An acclimatory signature from hemolymph and preparative gene expression after lifespan exposure to ocean acidification
Samuel J. Gurr1, Katherine McFarland2,#, Genevieve Bernatchez2, Mark S. Dixon2, Lisa Guy2, Lisa M. Milke2, Matthew E. Poach2, Deborah Hart3, Louis V. Plough4, Dylan H. Redman2, George Sennefelder2, Sheila Stiles2, Gary H. Wikfors2, Dianna K. Padilla5,#, Shannon L. Meseck2,#
Samuel J. Gurr1, Lisa Guy2, Gary Wikfors2, Yuan Liu2, Meghana Parkih2, Genevieve Bernachez2, Shannon L. Meseck2, Katherine McFarland2
1National Research Council Postdoctoral Associate at NOAA, National Marine Fisheries Service, Northeast Fisheries Science Center, 212 Rogers Avenue, Milford, CT 06460, USA
2NOAA, National Marine Fisheries Service, Northeast Fisheries Science Center, 212 Rogers Avenue, Milford, CT 06460, USA
ABSTRACT (drafting)
Resistance to coastal acidification has a basis in cell physiology that is influenced by both “historical” conditions experienced by the population and those in which the individual organism develops.

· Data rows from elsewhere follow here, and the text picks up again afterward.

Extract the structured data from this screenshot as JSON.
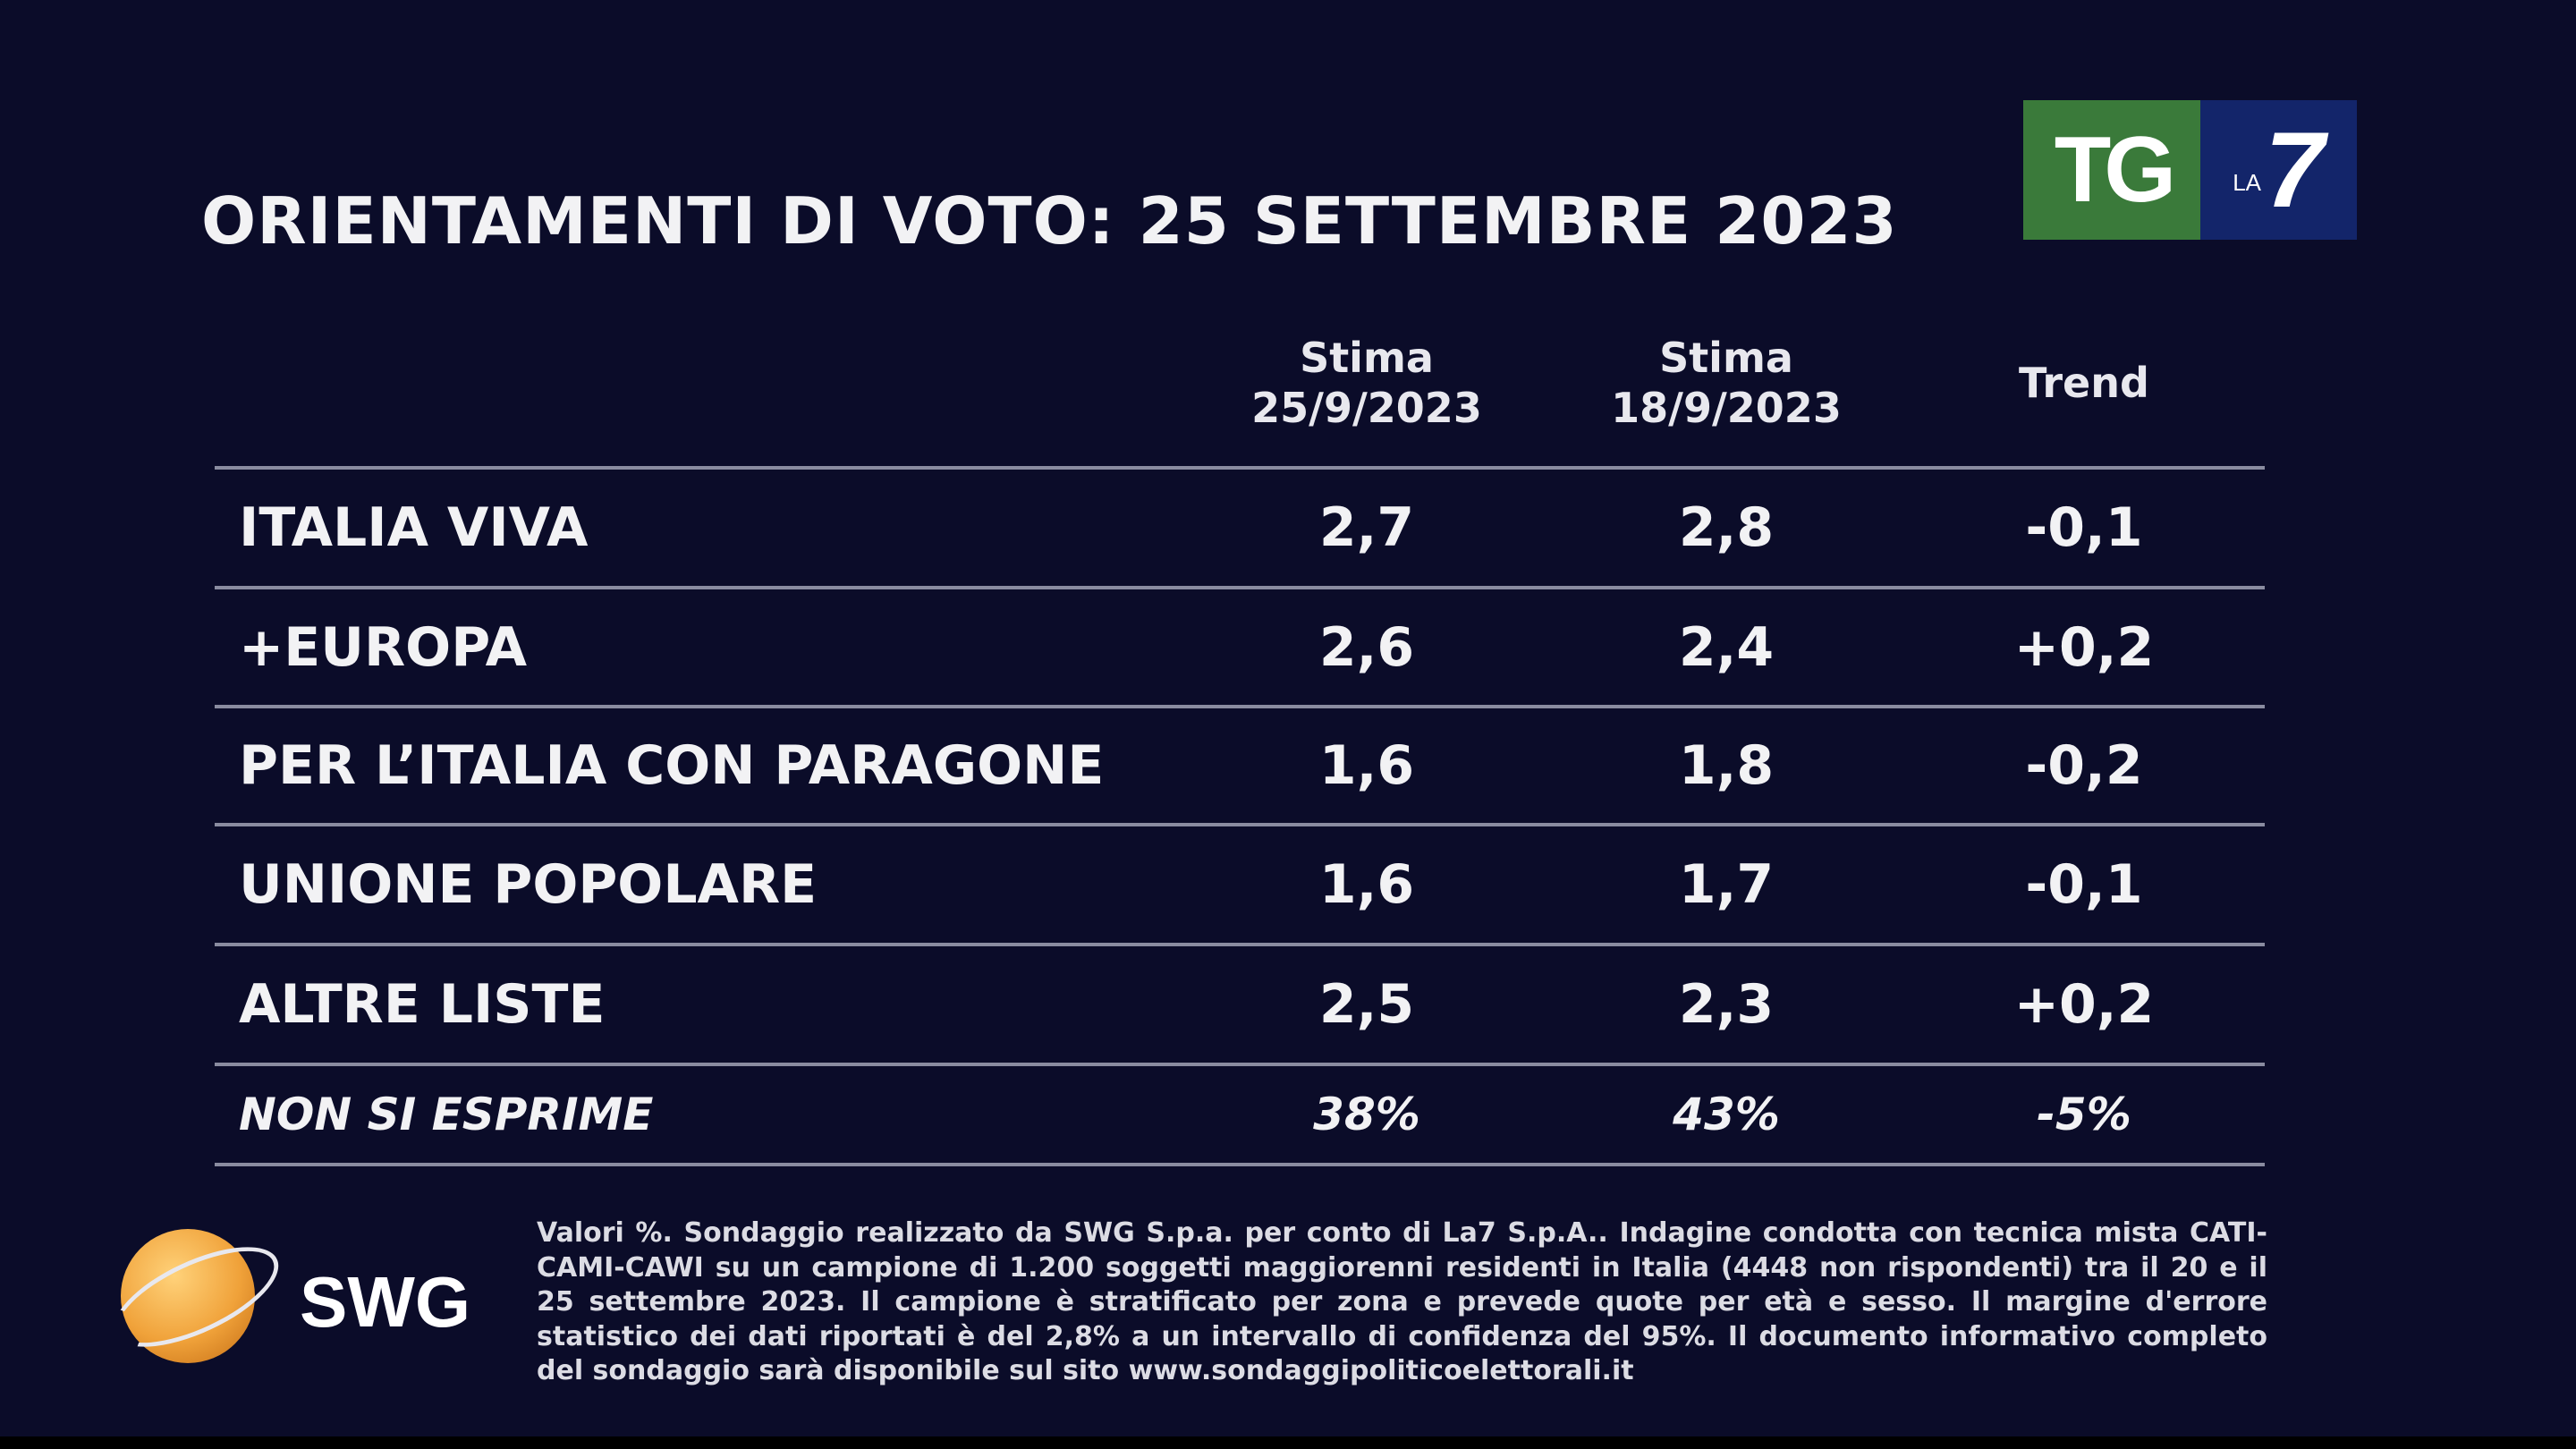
{
  "title": "ORIENTAMENTI DI VOTO: 25 SETTEMBRE 2023",
  "logo": {
    "tg": "TG",
    "la": "LA",
    "seven": "7",
    "colors": {
      "green": "#3a7a3a",
      "blue": "#13256a"
    }
  },
  "chart_data": {
    "type": "table",
    "columns": [
      {
        "line1": "Stima",
        "line2": "25/9/2023"
      },
      {
        "line1": "Stima",
        "line2": "18/9/2023"
      },
      {
        "line1": "Trend",
        "line2": ""
      }
    ],
    "rows": [
      {
        "party": "ITALIA VIVA",
        "v1": "2,7",
        "v2": "2,8",
        "trend": "-0,1"
      },
      {
        "party": "+EUROPA",
        "v1": "2,6",
        "v2": "2,4",
        "trend": "+0,2"
      },
      {
        "party": "PER L’ITALIA CON PARAGONE",
        "v1": "1,6",
        "v2": "1,8",
        "trend": "-0,2"
      },
      {
        "party": "UNIONE POPOLARE",
        "v1": "1,6",
        "v2": "1,7",
        "trend": "-0,1"
      },
      {
        "party": "ALTRE LISTE",
        "v1": "2,5",
        "v2": "2,3",
        "trend": "+0,2"
      },
      {
        "party": "NON SI ESPRIME",
        "v1": "38%",
        "v2": "43%",
        "trend": "-5%"
      }
    ]
  },
  "swg": {
    "label": "SWG"
  },
  "footnote": "Valori %. Sondaggio realizzato da SWG S.p.a. per conto di La7 S.p.A.. Indagine condotta con tecnica mista CATI-CAMI-CAWI su un campione di 1.200 soggetti maggiorenni residenti in Italia (4448 non rispondenti) tra il 20 e il 25 settembre 2023. Il campione è stratificato per zona e prevede quote per età e sesso. Il margine d'errore statistico dei dati riportati è del 2,8% a un intervallo di confidenza del 95%. Il documento informativo completo del sondaggio sarà disponibile sul sito www.sondaggipoliticoelettorali.it"
}
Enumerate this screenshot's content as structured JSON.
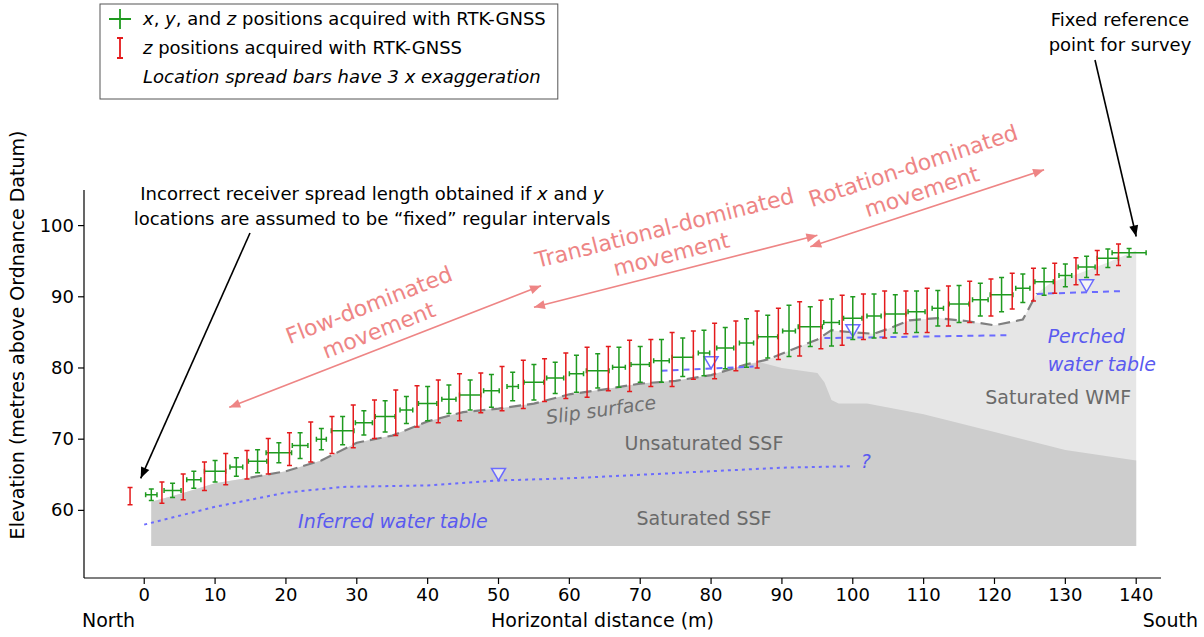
{
  "chart_data": {
    "type": "scatter",
    "xlabel": "Horizontal distance (m)",
    "ylabel": "Elevation (metres above Ordnance Datum)",
    "direction_labels": {
      "left": "North",
      "right": "South"
    },
    "xlim": [
      -8.5,
      143.5
    ],
    "ylim": [
      50.5,
      105
    ],
    "xticks": [
      0,
      10,
      20,
      30,
      40,
      50,
      60,
      70,
      80,
      90,
      100,
      110,
      120,
      130,
      140
    ],
    "yticks": [
      60,
      70,
      80,
      90,
      100
    ],
    "grid": false,
    "legend": "upper left",
    "legend_note": "Location spread bars have 3 x exaggeration",
    "series": [
      {
        "name": "x, y, and z positions acquired with RTK-GNSS",
        "color": "#1f9a1f",
        "marker": "cross",
        "x": [
          1,
          4,
          7,
          10,
          13,
          16,
          19,
          22,
          25,
          28,
          31,
          34,
          37,
          40,
          43,
          46,
          49,
          52,
          55,
          58,
          61,
          64,
          67,
          70,
          73,
          76,
          79,
          82,
          85,
          88,
          91,
          94,
          97,
          100,
          103,
          106,
          109,
          112,
          115,
          118,
          121,
          124,
          127,
          130,
          133,
          136,
          139
        ],
        "values": [
          62.2,
          62.8,
          64.3,
          65.5,
          66.1,
          66.9,
          68.1,
          69.1,
          70.0,
          71.2,
          72.3,
          73.2,
          74.1,
          75.0,
          75.6,
          76.2,
          76.8,
          77.4,
          78.0,
          78.6,
          79.2,
          79.6,
          80.1,
          80.5,
          81.0,
          81.5,
          82.1,
          82.8,
          83.5,
          84.4,
          85.2,
          85.8,
          86.4,
          87.0,
          87.3,
          87.6,
          87.9,
          88.4,
          89.0,
          89.6,
          90.3,
          91.2,
          92.1,
          93.0,
          94.2,
          95.4,
          96.2
        ],
        "x_err": [
          0.8,
          1.2,
          1.0,
          1.5,
          0.9,
          1.3,
          1.8,
          1.1,
          0.7,
          1.6,
          1.2,
          1.4,
          0.9,
          1.3,
          1.0,
          1.5,
          1.1,
          0.8,
          1.4,
          1.2,
          1.0,
          1.6,
          0.9,
          1.3,
          1.1,
          1.5,
          0.8,
          1.2,
          1.0,
          1.4,
          0.9,
          1.7,
          1.1,
          1.3,
          1.0,
          1.5,
          1.2,
          0.8,
          1.4,
          1.1,
          1.6,
          1.0,
          1.3,
          0.9,
          1.2,
          1.5,
          2.4
        ],
        "z_err": [
          0.8,
          1.0,
          1.2,
          1.5,
          1.3,
          1.6,
          1.4,
          1.8,
          1.5,
          2.0,
          1.7,
          2.2,
          1.9,
          2.4,
          2.0,
          2.1,
          2.3,
          2.0,
          2.5,
          2.2,
          2.6,
          2.4,
          2.8,
          2.5,
          3.0,
          2.7,
          3.2,
          2.9,
          3.4,
          3.0,
          3.6,
          2.8,
          3.3,
          3.0,
          3.1,
          2.7,
          2.9,
          2.5,
          2.6,
          2.3,
          2.4,
          2.0,
          1.9,
          1.6,
          1.5,
          1.3,
          0.6
        ]
      },
      {
        "name": "z positions acquired with RTK-GNSS",
        "color": "#e41a1c",
        "marker": "vbar",
        "x": [
          -2,
          2.5,
          5.5,
          8.5,
          11.5,
          14.5,
          17.5,
          20.5,
          23.5,
          26.5,
          29.5,
          32.5,
          35.5,
          38.5,
          41.5,
          44.5,
          47.5,
          50.5,
          53.5,
          56.5,
          59.5,
          62.5,
          65.5,
          68.5,
          71.5,
          74.5,
          77.5,
          80.5,
          83.5,
          86.5,
          89.5,
          92.5,
          95.5,
          98.5,
          101.5,
          104.5,
          107.5,
          110.5,
          113.5,
          116.5,
          119.5,
          122.5,
          125.5,
          128.5,
          131.5,
          134.5,
          137.5
        ],
        "values": [
          62.0,
          62.5,
          63.3,
          64.8,
          65.8,
          66.4,
          67.6,
          68.6,
          69.6,
          70.6,
          71.8,
          72.8,
          73.7,
          74.6,
          75.3,
          75.9,
          76.5,
          77.1,
          77.7,
          78.3,
          78.9,
          79.4,
          79.9,
          80.3,
          80.7,
          81.2,
          81.8,
          82.4,
          83.1,
          84.0,
          84.8,
          85.5,
          86.1,
          86.7,
          87.2,
          87.5,
          87.8,
          88.1,
          88.7,
          89.3,
          89.9,
          90.8,
          91.7,
          92.6,
          93.6,
          94.8,
          95.9
        ],
        "z_err": [
          1.2,
          1.5,
          1.8,
          2.0,
          2.2,
          2.0,
          2.5,
          2.3,
          2.8,
          2.6,
          3.0,
          2.7,
          3.2,
          2.9,
          3.0,
          3.3,
          2.8,
          3.1,
          3.4,
          3.0,
          3.2,
          3.5,
          3.1,
          3.6,
          3.3,
          3.8,
          3.4,
          3.9,
          3.5,
          4.0,
          3.6,
          3.8,
          3.4,
          3.5,
          3.2,
          3.3,
          3.0,
          3.1,
          2.8,
          2.9,
          2.6,
          2.5,
          2.3,
          2.1,
          1.9,
          1.7,
          1.5
        ]
      }
    ],
    "regions": {
      "base": 55,
      "upper_fill": {
        "x": [
          1,
          5,
          10,
          15,
          20,
          25,
          30,
          35,
          40,
          45,
          50,
          55,
          60,
          65,
          70,
          75,
          80,
          85,
          88,
          92,
          95,
          97,
          100,
          103,
          105,
          108,
          112,
          116,
          120,
          124,
          126,
          128,
          132,
          136,
          140
        ],
        "y": [
          61.2,
          62.3,
          63.8,
          64.6,
          65.5,
          67.0,
          69.5,
          70.5,
          72.5,
          73.8,
          74.3,
          75.0,
          76.3,
          77.0,
          77.8,
          78.2,
          79.0,
          80.5,
          81.2,
          82.8,
          84.0,
          85.3,
          85.0,
          84.8,
          85.5,
          86.7,
          87.0,
          86.6,
          86.0,
          86.8,
          90.5,
          92.0,
          93.3,
          94.8,
          96.5
        ]
      },
      "ssf_fill": {
        "x": [
          1,
          5,
          10,
          15,
          20,
          25,
          30,
          35,
          40,
          45,
          50,
          55,
          60,
          65,
          70,
          75,
          80,
          85,
          87,
          90,
          95,
          96,
          97,
          98,
          102,
          110,
          120,
          130,
          140
        ],
        "y": [
          61.2,
          62.3,
          63.8,
          64.6,
          65.5,
          67.0,
          69.5,
          70.5,
          72.5,
          73.8,
          74.3,
          75.0,
          76.3,
          77.0,
          77.8,
          78.2,
          79.0,
          80.5,
          80.8,
          80.0,
          79.3,
          78.0,
          75.5,
          75.0,
          75.0,
          73.5,
          71.0,
          68.5,
          67.0
        ]
      }
    },
    "region_labels": [
      "Unsaturated SSF",
      "Saturated SSF",
      "Saturated WMF"
    ],
    "slip_surface": {
      "label": "Slip surface",
      "x": [
        15,
        20,
        25,
        30,
        35,
        40,
        45,
        50,
        55,
        60,
        65,
        70,
        75,
        80,
        85,
        88,
        92,
        95,
        97,
        100,
        103,
        105,
        108,
        112,
        116,
        120,
        124,
        126
      ],
      "y": [
        64.6,
        65.5,
        67.0,
        69.5,
        70.5,
        72.5,
        73.8,
        74.3,
        75.0,
        76.3,
        77.0,
        77.8,
        78.2,
        79.0,
        80.5,
        81.2,
        82.8,
        84.0,
        85.3,
        85.0,
        84.8,
        85.5,
        86.7,
        87.0,
        86.6,
        86.0,
        86.8,
        90.5
      ]
    },
    "inferred_water_table": {
      "label": "Inferred water table",
      "uncertain_label": "?",
      "x": [
        0,
        10,
        20,
        28,
        40,
        50,
        60,
        70,
        80,
        90,
        100
      ],
      "y": [
        58.0,
        60.5,
        62.5,
        63.3,
        63.5,
        64.2,
        64.5,
        65.0,
        65.5,
        66.0,
        66.2
      ],
      "marker_x": 50,
      "marker_y": 64.2
    },
    "perched_water_table": {
      "label": [
        "Perched",
        "water table"
      ],
      "pieces": [
        {
          "x": [
            73,
            86
          ],
          "y": [
            79.6,
            80.2
          ]
        },
        {
          "x": [
            96,
            122
          ],
          "y": [
            84.2,
            84.6
          ]
        },
        {
          "x": [
            126,
            138
          ],
          "y": [
            90.4,
            90.8
          ]
        }
      ],
      "marker_x": [
        80,
        100,
        133
      ],
      "marker_y": [
        79.9,
        84.4,
        90.7
      ]
    },
    "movement_zones": [
      {
        "label": [
          "Flow-dominated",
          "movement"
        ],
        "x": [
          12,
          56
        ]
      },
      {
        "label": [
          "Translational-dominated",
          "movement"
        ],
        "x": [
          55,
          95
        ]
      },
      {
        "label": [
          "Rotation-dominated",
          "movement"
        ],
        "x": [
          94,
          127
        ]
      }
    ],
    "annotations": [
      {
        "text": [
          "Incorrect receiver spread length obtained if x and y",
          "locations are assumed to be “fixed” regular intervals"
        ],
        "x": -0.5,
        "y": 64.5
      },
      {
        "text": [
          "Fixed reference",
          "point for survey"
        ],
        "x": 140,
        "y": 96.5
      }
    ]
  }
}
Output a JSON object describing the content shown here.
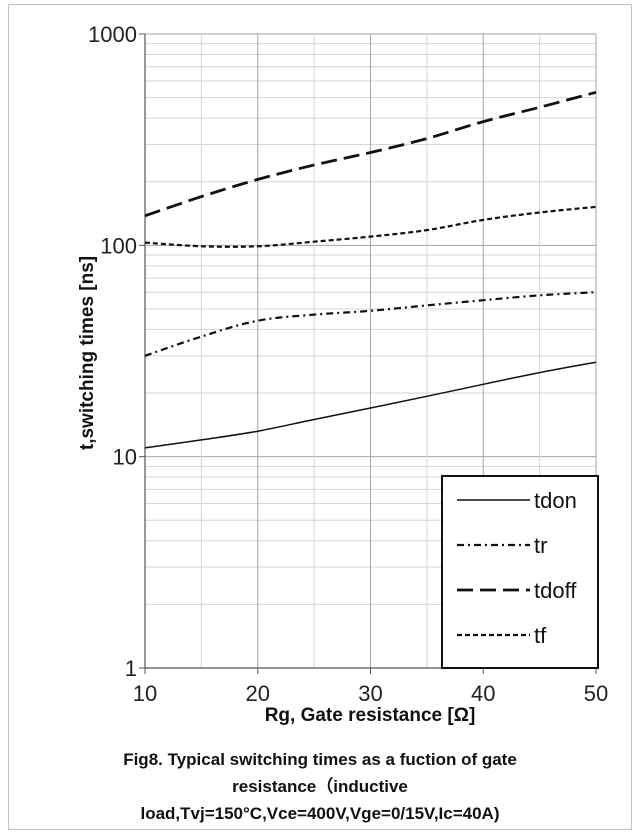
{
  "chart_data": {
    "type": "line",
    "xlabel": "Rg, Gate resistance [Ω]",
    "ylabel": "t,switching times [ns]",
    "xlim": [
      10,
      50
    ],
    "ylim": [
      1,
      1000
    ],
    "yscale": "log",
    "grid": true,
    "legend_position": "bottom-right",
    "x_ticks": [
      "10",
      "20",
      "30",
      "40",
      "50"
    ],
    "y_ticks": [
      "1",
      "10",
      "100",
      "1000"
    ],
    "caption": [
      "Fig8. Typical switching times as a fuction of gate",
      "resistance（inductive",
      "load,Tvj=150°C,Vce=400V,Vge=0/15V,Ic=40A)"
    ],
    "series": [
      {
        "name": "tdon",
        "style": "solid",
        "x": [
          10,
          15,
          20,
          25,
          30,
          35,
          40,
          45,
          50
        ],
        "y": [
          11,
          12,
          13.2,
          15,
          17,
          19.3,
          22,
          25,
          28
        ]
      },
      {
        "name": "tr",
        "style": "dashdot",
        "x": [
          10,
          15,
          20,
          25,
          30,
          35,
          40,
          45,
          50
        ],
        "y": [
          30,
          37,
          44,
          47,
          49,
          52,
          55,
          58,
          60
        ]
      },
      {
        "name": "tdoff",
        "style": "longdash",
        "x": [
          10,
          15,
          20,
          25,
          30,
          35,
          40,
          45,
          50
        ],
        "y": [
          138,
          170,
          205,
          240,
          275,
          320,
          385,
          450,
          530
        ]
      },
      {
        "name": "tf",
        "style": "shortdash",
        "x": [
          10,
          15,
          20,
          25,
          30,
          35,
          40,
          45,
          50
        ],
        "y": [
          103,
          99,
          99,
          104,
          110,
          118,
          132,
          143,
          152
        ]
      }
    ]
  }
}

A developmental “mismatch”, sensu Gluckman (2019), is a contrast between the resulting phenotype of an individual and that which otherwise confers optimal responses (fitness) under a different environment post-development. We experimentally produced adult northern bay scallops, Argopecten irradians, with three pCO2 lineages: one with a two generations in moderate pCO2, one with two generations in low pCO2, and a third consisting of low-pCO2 scallops raised for one generation under high acidification. Adults were exposed to matched and mismatched pCO2 to elucidate signatures of habituation from cytological and molecular traits. Inner mitochondrial transmembrane potential (ΔΨm) was greater by OA habituated scallops independent of pCO2 change. Naive hemocytes were reduced yet with increased ΔΨm under novel pCO2 elevation, suggesting OA-induced apoptosis is linked to reduced mitochondrial integrity. Gene expression reaction norms included constitutive and activated transcription my habituated scallops under pCO2 change, and functions included protein repair and mitochondrial uncoupling, respectively.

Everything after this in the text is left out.